A veces no hace falta viajar cientos de kilómetros para cambiar de paisaje. A pocos kilómetros de Buenos Aires, Uribelarrea ofrece la posibilidad de alejarse de la rutina y disfrutar de la naturaleza, la gastronomía y las actividades de campo. En ese entorno, Lo de Postigo Cabañas nació con una idea clara: crear un lugar para quedarse, disfrutar y sentirse como en casa.
Hablamos con Diego, uno de los dueños de Lo de Postigo Cabañas, quien contó que el proyecto surgió a partir de una historia familiar. Junto a Vanesa, siempre estuvieron vinculados a la gastronomía y comparten el gusto por recibir y atender a la gente.
La posibilidad apareció al conversar con Roberto Postigo, padre de Diego y vecino de Uribelarrea desde hace más de 50 años, sobre qué hacer con un terreno familiar ubicado en una esquina. Así comenzó a tomar forma el emprendimiento, pensado desde el comienzo como un espacio para familias y grupos de amigos.
La propuesta se construyó alrededor de varias cabañas similares, espacios comunes y servicios que permiten disfrutar del complejo durante varios días.
La elección de Uribelarrea tampoco fue casual. La familia conoce el lugar desde siempre y encontró allí una combinación difícil de conseguir: cercanía con Buenos Aires y, al mismo tiempo, un entorno capaz de cambiar por completo el ritmo cotidiano.
“Está cerca de Buenos Aires pero te cambia el panorama de la vida cotidiana”, cuenta Diego.
La idea fue ofrecer una alternativa a quienes durante mucho tiempo buscaron experiencias de naturaleza en destinos más alejados, como Córdoba o San Luis, pero ahora pueden encontrar esa posibilidad mucho más cerca.
Además, Uribelarrea fue creciendo como destino y sumó una propuesta propia, con gastronomía, actividades de campo y espacios para recorrer y disfrutar. Desde Lo de Postigo buscan acompañar ese crecimiento e invitar a los visitantes a quedarse varios días y conocer el pueblo más allá de una visita de paso.
Uno de los principales diferenciales de Lo de Postigo Cabañas es la atención personalizada. El complejo es atendido por sus propios dueños y las cabañas están completamente equipadas para que los huéspedes tengan todo lo necesario durante su estadía.
Toallas, toallones, shampoo, heladera, freezer y cocina forman parte del equipamiento, además del desayuno y un servicio permanente.
“Es como si fuese la casa de uno cuando llega y eso queremos que la gente lo disfrute así”, explica Diego.
A esto se suma un estilo minimalista y moderno, pensado para darle una identidad propia al complejo.
La experiencia también encontró su mejor publicidad en quienes ya pasaron por allí.

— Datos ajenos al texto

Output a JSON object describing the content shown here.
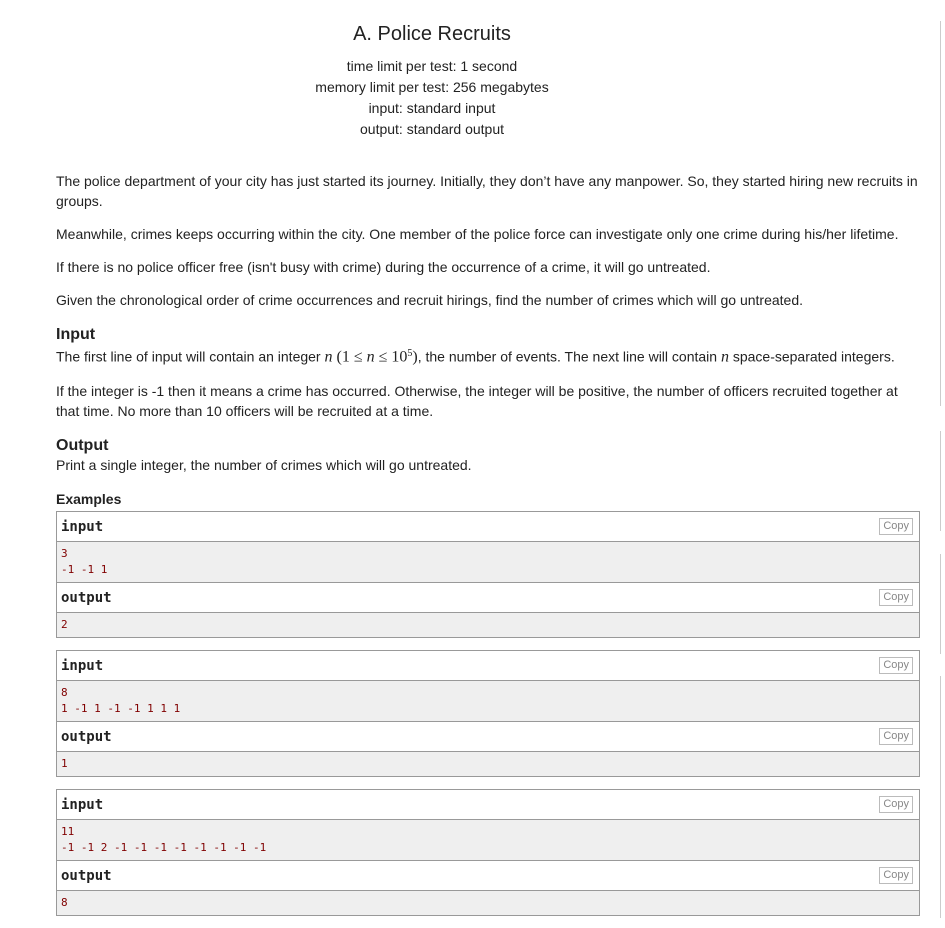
{
  "problem": {
    "title": "A. Police Recruits",
    "time_limit": "time limit per test: 1 second",
    "memory_limit": "memory limit per test: 256 megabytes",
    "input_file": "input: standard input",
    "output_file": "output: standard output"
  },
  "statement": {
    "p1": "The police department of your city has just started its journey. Initially, they don’t have any manpower. So, they started hiring new recruits in groups.",
    "p2": "Meanwhile, crimes keeps occurring within the city. One member of the police force can investigate only one crime during his/her lifetime.",
    "p3": "If there is no police officer free (isn't busy with crime) during the occurrence of a crime, it will go untreated.",
    "p4": "Given the chronological order of crime occurrences and recruit hirings, find the number of crimes which will go untreated."
  },
  "input_spec": {
    "title": "Input",
    "line1_a": "The first line of input will contain an integer ",
    "var_n": "n",
    "constraint_open": " (1 ≤ ",
    "constraint_mid": " ≤ 10",
    "constraint_exp": "5",
    "constraint_close": ")",
    "line1_b": ", the number of events. The next line will contain ",
    "line1_c": " space-separated integers.",
    "p2": "If the integer is -1 then it means a crime has occurred. Otherwise, the integer will be positive, the number of officers recruited together at that time. No more than 10 officers will be recruited at a time."
  },
  "output_spec": {
    "title": "Output",
    "text": "Print a single integer, the number of crimes which will go untreated."
  },
  "examples": {
    "title": "Examples",
    "input_label": "input",
    "output_label": "output",
    "copy_label": "Copy",
    "tests": [
      {
        "input_l1": "3",
        "input_l2": "-1 -1 1",
        "output": "2"
      },
      {
        "input_l1": "8",
        "input_l2": "1 -1 1 -1 -1 1 1 1",
        "output": "1"
      },
      {
        "input_l1": "11",
        "input_l2": "-1 -1 2 -1 -1 -1 -1 -1 -1 -1 -1",
        "output": "8"
      }
    ]
  }
}
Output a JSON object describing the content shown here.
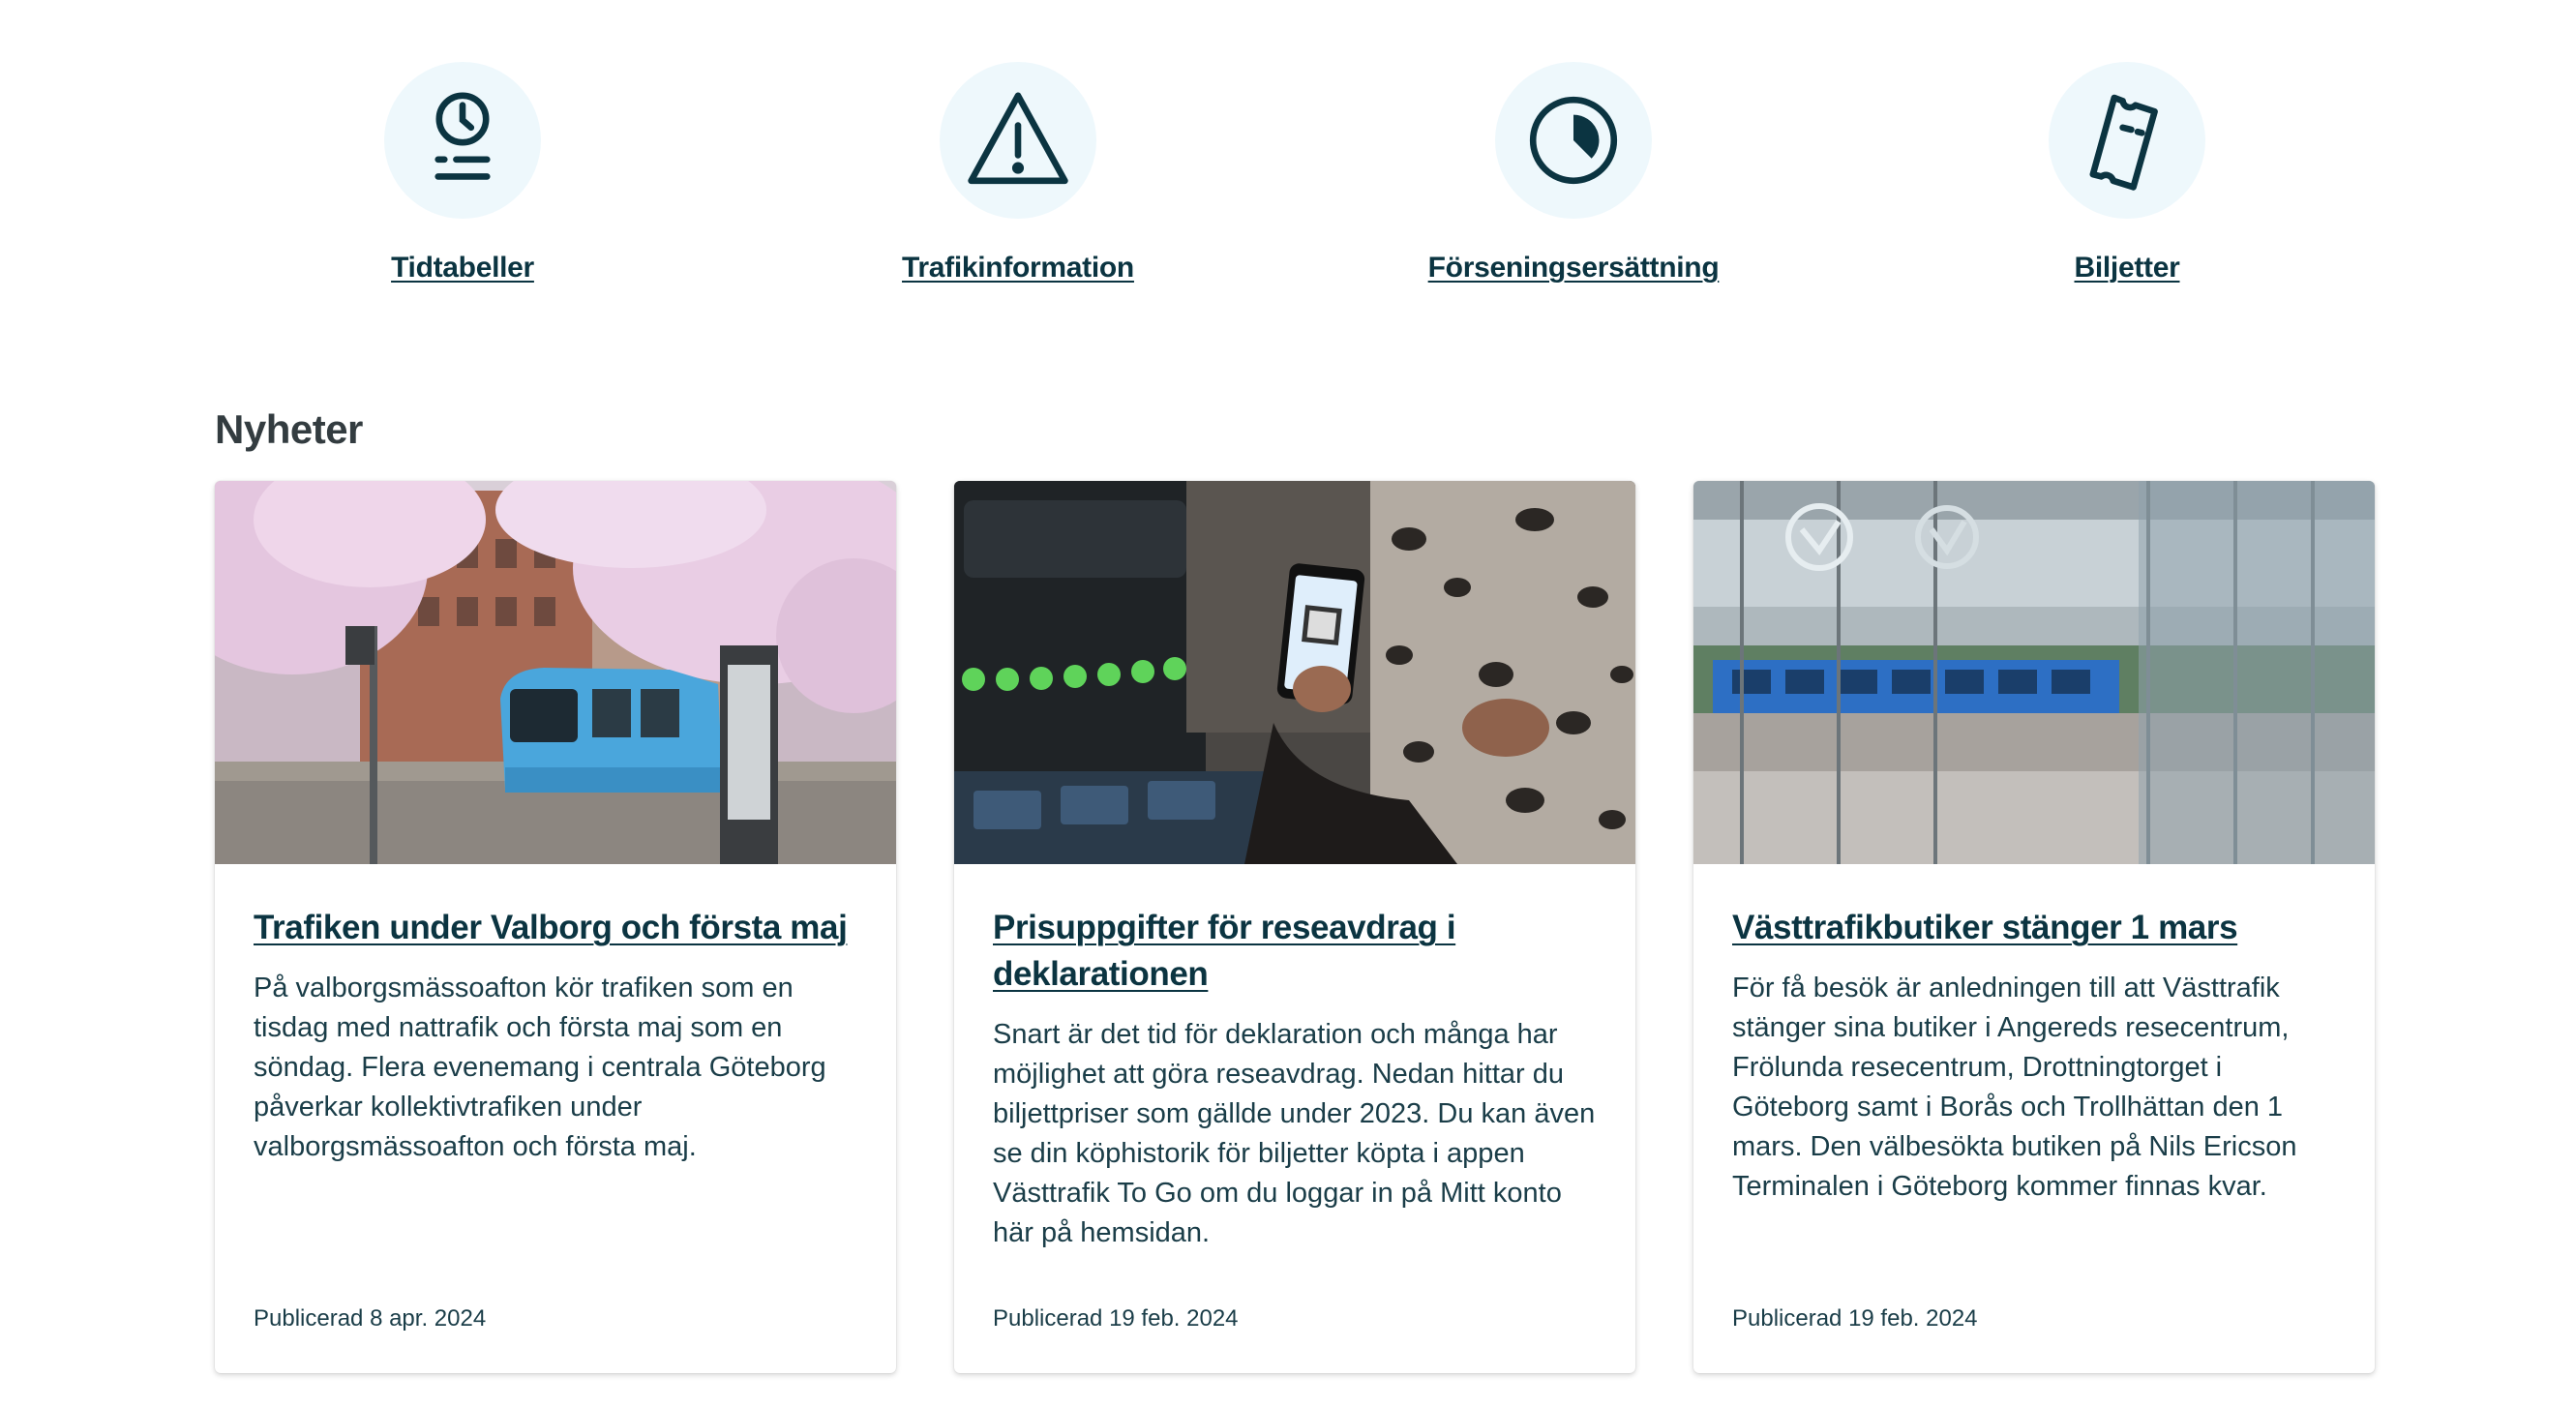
{
  "quicklinks": [
    {
      "label": "Tidtabeller",
      "icon": "timetable-icon"
    },
    {
      "label": "Trafikinformation",
      "icon": "warning-icon"
    },
    {
      "label": "Förseningsersättning",
      "icon": "delay-compensation-icon"
    },
    {
      "label": "Biljetter",
      "icon": "ticket-icon"
    }
  ],
  "news": {
    "heading": "Nyheter",
    "items": [
      {
        "title": "Trafiken under Valborg och första maj",
        "text": "På valborgsmässoafton kör trafiken som en tisdag med nattrafik och första maj som en söndag. Flera evenemang i centrala Göteborg påverkar kollektivtrafiken under valborgsmässoafton och första maj.",
        "date": "Publicerad 8 apr. 2024"
      },
      {
        "title": "Prisuppgifter för reseavdrag i deklarationen",
        "text": "Snart är det tid för deklaration och många har möjlighet att göra reseavdrag. Nedan hittar du biljettpriser som gällde under 2023. Du kan även se din köphistorik för biljetter köpta i appen Västtrafik To Go om du loggar in på Mitt konto här på hemsidan.",
        "date": "Publicerad 19 feb. 2024"
      },
      {
        "title": "Västtrafikbutiker stänger 1 mars",
        "text": "För få besök är anledningen till att Västtrafik stänger sina butiker i Angereds resecentrum, Frölunda resecentrum, Drottningtorget i Göteborg samt i Borås och Trollhättan den 1 mars. Den välbesökta butiken på Nils Ericson Terminalen i Göteborg kommer finnas kvar.",
        "date": "Publicerad 19 feb. 2024"
      }
    ]
  },
  "colors": {
    "primary": "#0b3441",
    "icon_bg": "#eef8fc",
    "tram_blue": "#4aa6dc"
  }
}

Muchos huéspedes regresan y recomiendan el lugar, haciendo que el proyecto continúe creciendo principalmente a través del boca en boca.
Con el tiempo, Lo de Postigo Cabañas también comenzó a recibir grupos completos, familias y clubes de fútbol que eligieron el lugar para realizar concentraciones o eventos.
En algunas oportunidades, el complejo se reserva completo para una o dos familias o para grupos que buscan compartir unos días en un entorno tranquilo.
Esa posibilidad de adaptarse a las necesidades de cada visitante es otro de los aspectos que sus dueños destacan. “No tenemos problema en adecuarnos a lo que necesita el cliente”, señala Diego.
De cara a la temporada primavera-verano, el complejo continúa sumando servicios. Este año incorporaron un jacuzzi y ampliaron la carta del menú, con nuevas opciones y precios accesibles para que quienes se hospedan puedan disfrutar también de la propuesta gastronómica.
La intención es seguir creciendo, pero manteniendo el espíritu con el que nació el proyecto: un emprendimiento familiar, cercano y pensado para que cada visitante pueda desconectarse de la rutina, disfrutar de la naturaleza y descubrir Uribelarrea.
Porque quizás esa sea una de las grandes ventajas de Lo de Postigo Cabañas: estar cerca de Buenos Aires, pero lo suficientemente lejos de la rutina como para sentir que realmente te fuiste.